Trading Failed Breaks_2

Post on: 11 Август, 2015 No Comment

Trading Failed Breaks_2

It is well known that many of the trading strategies for forex markets are based on trading breaks of key levels.  These breaks occur whenever the price moves outside an established range, or simply breaks a key support or resistance level.  The latest extremes in price are often the basis for support or resistance, and a violation of these levels is said to constitute a breakout.  However, some traders maintain that breakouts are not reliable.  There has been no conclusive proof that this is true, but any experienced trader knows that many breakouts failed.  This has led to strategies for trading failed breaks.

Trading Failed Breaks

The traders who feel that breakouts are not reliable tend to believe that trading against these breaks is the right thing to do.  Of course this is subject to as much debate as the strategy of trading the breaks in the first place.  No matter if price is moving higher or lower, it can be very difficult to tell if it is going to continue moving in the same direction, unless you happen to have access to the order books.  With the forex markets this is impossible, and even those who do have access to an order book will see just a fraction of all the currency orders currently out there.  Some believe that the reason breaks fail so often is due to stop hunting at the key support and resistance levels, but this too in inconclusive.  Regardless, many traders like trading failed breaks.

This is most clearly seen in any divergence strategies.  These are created with the express purpose of locating and trading failed breaks.  They occur when price breaks to a new high or low, but the indicator doesn’t follow suit, thus creating a divergence in price versus the indicator used.  Naturally though, just trading failed breaks isn’t sufficient.  One still needs to develop a plan for their entry, stop loss levels and exits.  As with any approach in the markets, this can be as simple or as complex as one wants to make it.  One of the most simple methods for identifying failed breaks is a reversal candlestick pattern such as a doji, hammer, shooting star or pin bar.  When these occur at the right levels and proper location on a chart they can make trading failed breaks much easier.

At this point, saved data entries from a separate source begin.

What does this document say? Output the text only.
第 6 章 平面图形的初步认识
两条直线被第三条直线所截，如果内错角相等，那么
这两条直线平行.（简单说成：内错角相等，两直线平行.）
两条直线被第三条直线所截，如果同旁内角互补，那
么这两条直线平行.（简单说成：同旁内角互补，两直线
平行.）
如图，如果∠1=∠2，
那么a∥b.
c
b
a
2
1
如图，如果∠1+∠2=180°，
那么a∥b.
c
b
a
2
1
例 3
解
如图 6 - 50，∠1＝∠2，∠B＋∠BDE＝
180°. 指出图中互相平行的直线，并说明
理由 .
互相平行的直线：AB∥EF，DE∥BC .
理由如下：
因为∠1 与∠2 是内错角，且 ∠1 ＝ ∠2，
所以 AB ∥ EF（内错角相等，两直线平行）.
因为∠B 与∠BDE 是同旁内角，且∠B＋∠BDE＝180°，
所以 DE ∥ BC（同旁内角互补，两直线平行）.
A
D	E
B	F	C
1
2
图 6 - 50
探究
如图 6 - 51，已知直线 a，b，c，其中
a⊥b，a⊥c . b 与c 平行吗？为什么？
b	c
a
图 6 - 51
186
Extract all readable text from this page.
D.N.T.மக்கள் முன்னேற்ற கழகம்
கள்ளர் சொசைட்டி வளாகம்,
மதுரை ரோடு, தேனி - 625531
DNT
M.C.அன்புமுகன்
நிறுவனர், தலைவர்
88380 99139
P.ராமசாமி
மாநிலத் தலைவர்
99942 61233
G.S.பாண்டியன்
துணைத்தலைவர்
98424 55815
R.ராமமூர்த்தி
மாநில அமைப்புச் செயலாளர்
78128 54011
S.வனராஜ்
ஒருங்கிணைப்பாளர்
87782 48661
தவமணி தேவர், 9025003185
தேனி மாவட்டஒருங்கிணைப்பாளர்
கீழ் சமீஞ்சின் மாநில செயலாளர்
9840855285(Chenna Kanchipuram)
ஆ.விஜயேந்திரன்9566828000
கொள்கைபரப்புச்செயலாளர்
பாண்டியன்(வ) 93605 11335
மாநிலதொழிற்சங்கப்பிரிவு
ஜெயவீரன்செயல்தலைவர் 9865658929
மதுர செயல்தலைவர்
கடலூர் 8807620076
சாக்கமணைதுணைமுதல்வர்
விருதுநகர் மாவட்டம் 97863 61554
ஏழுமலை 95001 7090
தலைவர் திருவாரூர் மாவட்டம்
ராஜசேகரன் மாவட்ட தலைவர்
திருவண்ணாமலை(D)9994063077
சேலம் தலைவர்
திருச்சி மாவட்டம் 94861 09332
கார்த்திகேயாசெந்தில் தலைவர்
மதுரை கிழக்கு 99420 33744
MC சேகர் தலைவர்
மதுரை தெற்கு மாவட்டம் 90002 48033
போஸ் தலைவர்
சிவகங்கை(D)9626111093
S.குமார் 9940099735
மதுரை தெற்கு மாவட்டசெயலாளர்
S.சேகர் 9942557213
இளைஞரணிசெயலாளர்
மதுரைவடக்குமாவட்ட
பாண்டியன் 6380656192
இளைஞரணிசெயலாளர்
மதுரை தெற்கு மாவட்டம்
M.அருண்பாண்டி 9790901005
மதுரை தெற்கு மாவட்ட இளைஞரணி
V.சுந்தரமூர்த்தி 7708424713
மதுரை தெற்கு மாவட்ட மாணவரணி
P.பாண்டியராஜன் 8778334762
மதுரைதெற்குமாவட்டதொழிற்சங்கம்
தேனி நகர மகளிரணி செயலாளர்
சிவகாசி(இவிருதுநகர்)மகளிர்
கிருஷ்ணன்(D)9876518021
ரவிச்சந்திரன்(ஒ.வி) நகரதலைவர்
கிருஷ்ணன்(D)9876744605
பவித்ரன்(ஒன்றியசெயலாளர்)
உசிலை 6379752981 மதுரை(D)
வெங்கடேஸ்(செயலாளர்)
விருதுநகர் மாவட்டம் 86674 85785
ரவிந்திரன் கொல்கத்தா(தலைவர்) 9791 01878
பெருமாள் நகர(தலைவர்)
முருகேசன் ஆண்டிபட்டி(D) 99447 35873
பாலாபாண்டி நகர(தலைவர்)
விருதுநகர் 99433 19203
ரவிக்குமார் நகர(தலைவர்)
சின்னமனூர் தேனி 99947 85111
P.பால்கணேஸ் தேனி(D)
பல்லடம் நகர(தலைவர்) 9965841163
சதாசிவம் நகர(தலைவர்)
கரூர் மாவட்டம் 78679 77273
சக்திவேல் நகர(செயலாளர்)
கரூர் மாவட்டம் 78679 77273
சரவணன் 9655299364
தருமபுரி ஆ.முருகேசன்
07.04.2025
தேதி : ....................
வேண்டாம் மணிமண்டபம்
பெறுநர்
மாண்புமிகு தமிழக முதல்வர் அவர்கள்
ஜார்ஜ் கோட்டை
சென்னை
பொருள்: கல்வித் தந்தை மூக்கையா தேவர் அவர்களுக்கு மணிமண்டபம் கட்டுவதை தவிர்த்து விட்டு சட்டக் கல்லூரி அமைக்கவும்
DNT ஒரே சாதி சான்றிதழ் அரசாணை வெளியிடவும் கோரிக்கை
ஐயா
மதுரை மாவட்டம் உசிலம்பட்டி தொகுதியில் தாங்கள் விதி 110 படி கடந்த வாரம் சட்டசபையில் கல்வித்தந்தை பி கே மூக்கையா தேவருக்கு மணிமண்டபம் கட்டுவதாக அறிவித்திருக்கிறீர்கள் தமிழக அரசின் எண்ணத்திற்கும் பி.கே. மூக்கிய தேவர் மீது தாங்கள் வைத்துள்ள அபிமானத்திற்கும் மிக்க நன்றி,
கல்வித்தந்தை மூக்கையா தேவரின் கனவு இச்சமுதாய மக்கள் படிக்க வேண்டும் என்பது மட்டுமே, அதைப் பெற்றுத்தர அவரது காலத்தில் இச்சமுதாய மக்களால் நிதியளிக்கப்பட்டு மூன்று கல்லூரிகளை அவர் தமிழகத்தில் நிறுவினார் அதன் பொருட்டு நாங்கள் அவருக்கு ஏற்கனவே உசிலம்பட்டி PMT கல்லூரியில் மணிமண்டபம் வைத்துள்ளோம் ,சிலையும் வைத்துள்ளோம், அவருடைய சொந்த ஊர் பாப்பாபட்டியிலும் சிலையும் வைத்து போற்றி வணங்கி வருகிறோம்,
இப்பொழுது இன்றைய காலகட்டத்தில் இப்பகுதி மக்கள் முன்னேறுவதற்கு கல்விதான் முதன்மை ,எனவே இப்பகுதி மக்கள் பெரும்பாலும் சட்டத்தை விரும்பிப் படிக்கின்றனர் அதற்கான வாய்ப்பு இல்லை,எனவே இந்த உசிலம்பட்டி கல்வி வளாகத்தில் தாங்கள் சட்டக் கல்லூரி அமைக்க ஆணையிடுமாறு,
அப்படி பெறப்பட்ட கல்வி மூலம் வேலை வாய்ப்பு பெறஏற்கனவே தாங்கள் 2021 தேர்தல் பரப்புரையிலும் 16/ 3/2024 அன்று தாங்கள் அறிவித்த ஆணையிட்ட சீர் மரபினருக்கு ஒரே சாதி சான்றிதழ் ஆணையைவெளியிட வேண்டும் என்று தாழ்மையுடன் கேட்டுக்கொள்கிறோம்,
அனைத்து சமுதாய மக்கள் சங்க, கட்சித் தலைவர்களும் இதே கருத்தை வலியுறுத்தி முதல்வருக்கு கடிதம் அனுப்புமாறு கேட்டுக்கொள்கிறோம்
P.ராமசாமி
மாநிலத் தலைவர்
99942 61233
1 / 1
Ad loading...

All of these reversal candle formation have one thing in common.  They all have a long wick or shadow in relation to the size of the candle body.  They form as price breaks out, continues to move in the direction of the breakout, but then fails to gather enough momentum to maintain the new price level and drops back to prior levels.  If the price remains above resistance of below support this could indicate a breakout.  But when one of these candles occurs it indicates a reversal, or a failed breakout, and it is possible to trade the failed break.